Investors face a pervasive list of concerns centering around rising inflation squeezing businesses and consumers. Supply chain problems that have been at the root of rising inflation were made worse over the last several months by increased restrictions in China related to COVID-19.

Traders work on the floor of the New York Stock Exchange (NYSE) in New York on June 27, 2022. (Spencer Platt/Getty Images)
Traders work on the floor of the New York Stock Exchange (NYSE) in New York on June 27, 2022. (Spencer Platt/Getty Images)

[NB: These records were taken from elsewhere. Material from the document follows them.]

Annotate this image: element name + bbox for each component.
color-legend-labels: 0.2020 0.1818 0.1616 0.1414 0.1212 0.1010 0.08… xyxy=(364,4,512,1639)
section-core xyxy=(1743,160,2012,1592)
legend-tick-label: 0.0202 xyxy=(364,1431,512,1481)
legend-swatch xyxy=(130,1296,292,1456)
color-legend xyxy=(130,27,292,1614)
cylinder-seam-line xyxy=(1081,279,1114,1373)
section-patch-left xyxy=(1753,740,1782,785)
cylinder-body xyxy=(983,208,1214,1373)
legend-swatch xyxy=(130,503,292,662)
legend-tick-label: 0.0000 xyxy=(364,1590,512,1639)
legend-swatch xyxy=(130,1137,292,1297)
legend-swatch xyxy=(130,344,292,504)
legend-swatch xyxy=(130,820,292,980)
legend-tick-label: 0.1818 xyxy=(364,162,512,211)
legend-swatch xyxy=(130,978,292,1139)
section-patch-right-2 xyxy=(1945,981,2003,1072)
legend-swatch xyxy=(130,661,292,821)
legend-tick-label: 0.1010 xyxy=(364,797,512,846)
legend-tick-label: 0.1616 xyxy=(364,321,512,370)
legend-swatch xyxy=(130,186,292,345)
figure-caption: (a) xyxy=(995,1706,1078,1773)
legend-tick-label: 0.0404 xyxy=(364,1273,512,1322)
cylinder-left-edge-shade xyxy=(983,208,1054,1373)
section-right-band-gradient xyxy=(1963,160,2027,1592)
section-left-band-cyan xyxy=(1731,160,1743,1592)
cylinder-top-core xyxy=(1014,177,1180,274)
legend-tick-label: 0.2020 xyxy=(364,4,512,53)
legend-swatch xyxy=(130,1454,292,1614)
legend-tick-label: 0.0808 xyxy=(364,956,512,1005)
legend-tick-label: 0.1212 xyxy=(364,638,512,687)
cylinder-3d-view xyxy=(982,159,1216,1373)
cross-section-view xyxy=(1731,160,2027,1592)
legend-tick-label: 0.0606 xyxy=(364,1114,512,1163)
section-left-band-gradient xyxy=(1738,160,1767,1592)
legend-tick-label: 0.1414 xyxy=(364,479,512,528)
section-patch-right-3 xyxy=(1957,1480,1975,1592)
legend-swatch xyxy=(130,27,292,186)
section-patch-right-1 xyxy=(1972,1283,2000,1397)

Businesses have been raising prices on everything from food to clothing. Russia’s invasion of Ukraine in February put even more pressure on consumers by raising energy prices and pumping gasoline prices to record highs.

Consumers were already shifting spending from goods to services as the economy recovered from the pandemic’s impact, but the intensified pressure from inflation has prompted a sharper shift from discretionary items like electronics to necessities.

Stubborn inflation pressures have driven a stark shift in policy from central banks, which are raising rates to try and temper inflation after years of holding rates down to help economic growth.

Now, they are trying to slow economic growth, but investors are worried that they could go too far and actually push the economy into a recession as key economic indicators are already showing a slowdown in things like retail sales.

“The market might be getting spooked by the speed with which consumers are losing confidence, and that it could possibly upend a soft landing” for the economy, said Sam Stovall, chief investment strategist at CFRA.

Investors are awaiting remarks expected for midweek by central bank leaders including Fed Chair Jerome Powell and European Central Bank chief Christine Lagarde. They will also get another update on U.S. economic growth on Wednesday when the Commerce Department releases a report on first-quarter gross domestic product.

Wall Street is also preparing for the latest round of corporate earnings in the next few weeks, which will help paint a clearer picture of how companies are dealing with the squeeze from rising costs and consumers curtailing some spending.

Athletic footwear and apparel giant Nike fell 7 percent after giving investors a cautious update on the potential hit to revenue because of lockdowns in China. The company relies on China for roughly 17 percent of its revenue, according to FactSet.

Wynn Resorts rose 3.2 percent and Las Vegas Sands added 4 percent. The companies, which have major gambling businesses in China, got a boost after the Chinese regime eased a quarantine requirement for people arriving from abroad.

Technology and communications companies were among the biggest losers Tuesday. Microsoft fell 3.2 percent and Apple dropped 3 percent. Google parent Alphabet slid 3.3 percent.

Energy stocks made solid gains as U.S. crude oil prices rose 2 percent. Hess rose 5.6 percent for the biggest gain in the S&P 500.

The yield on the 10-year Treasury note, which helps set mortgage rates, held steady at 3.19 percent. Overseas markets rose.